Other converts were driven into the pro-life movement by advances in ultrasound technology. The most recent example is Abby Johnson, the former director of Dallas-area Planned Parenthood. After watching, via ultrasound, an embryo “crumple” as it was suctioned out of its mother’s womb, Johnson reported a “conversion in my heart.” Likewise, Joan Appleton was the head nurse at a large abortion facility in Falls Church, Virginia, and a NOW activist. Appleton performed thousands of abortions with aplomb until a single ultrasound-assisted abortion rattled her. As Appleton remembers, “I was watching the screen. I saw the baby pull away. I saw the baby open his mouth. . . . After the procedure I was shaking, literally.”
The most famous abortion provider to be converted by ultrasound technology, decades ago, is Bernard Nathanson, cofounder of the National Association for the Repeal of Abortion Laws, the original NARAL. In the early 1970s, Nathanson was the largest abortion provider in the Western world. By his own reckoning he performed more than 60,000 abortions, including one on his own child. Nathanson’s exit from the industry was slow and tortured. In Aborting America (1979), he expressed anxiety over the possibility that he was complicit in a great evil. He was especially troubled by ultrasound images. When he finally left his profession for pro-life activism, he produced The Silent Scream (1984), a documentary of an ultrasound abortion that showed the fetus scrambling vainly to escape dismemberment.
This handful of stories is representative of many more. In fact, with the exception of communism, we can think of few other movements from which so many activists have defected to the opposition. Nonetheless, the vast majority of clinic workers remain committed to the pro-choice cause. Perhaps some of those who stay behind are haunted by their work. Most, however, find a way to cope with the dissonance.

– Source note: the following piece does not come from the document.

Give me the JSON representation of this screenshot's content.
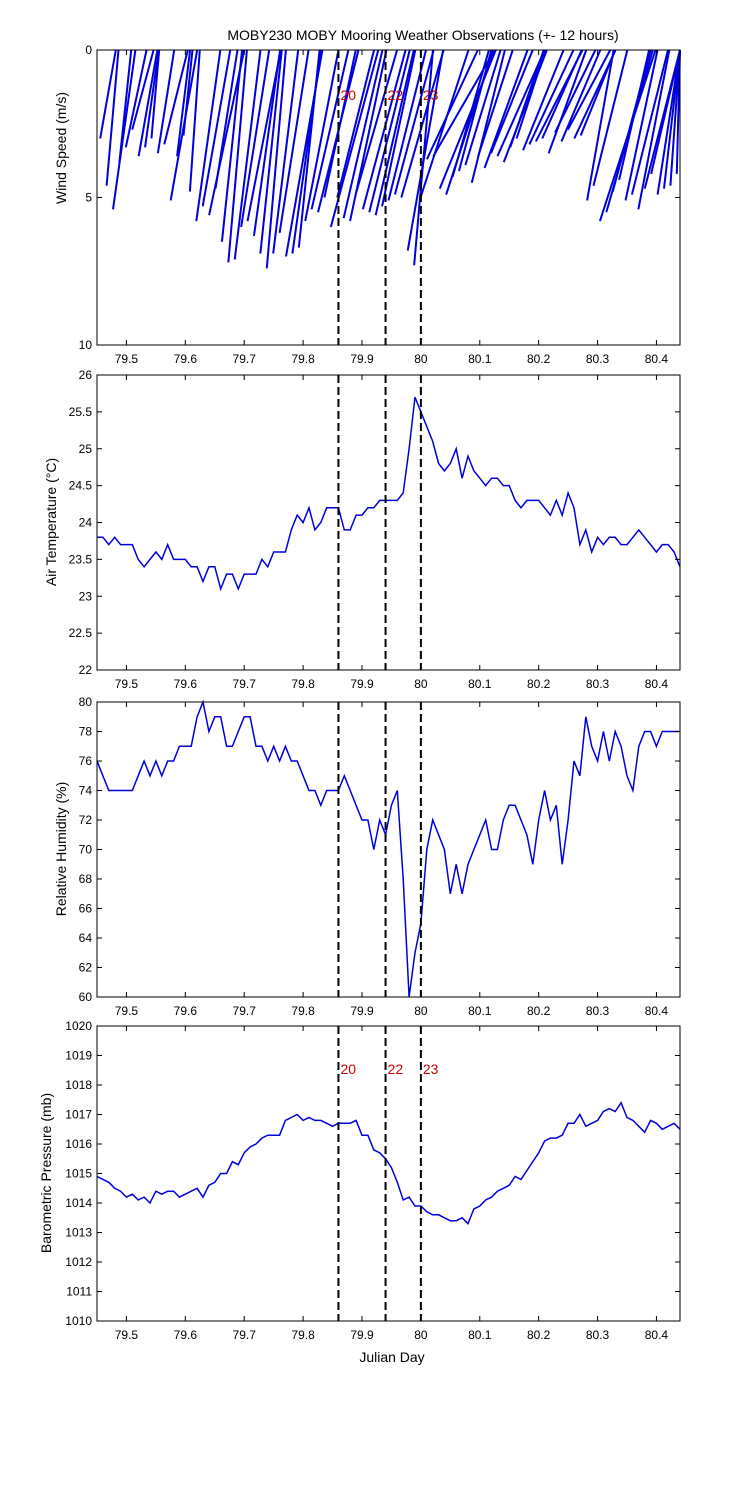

Pro-choice advocates like to point out that abortion has existed in all times and places. Yet that observation tends to obscure the radicalism of the present abortion regime in the United States. Until very recently, no one in the history of the world has had the routine job of killing well-developed fetuses quite so up close and personal. It is an experiment that was bound to stir pro-life sentiments even in the hearts of those staunchly devoted to abortion rights. Ultrasound and D&E bring workers closer to the beings they destroy. Hern and Corrigan concluded their study by noting that D&E leaves “no possibility of denying an act of destruction.” As they wrote, “It is before one’s eyes. The sensations of dismemberment run through the forceps like an electric current.”
Jon A. Shields is assistant professor of government at Claremont McKenna College. David Daleiden is a student there.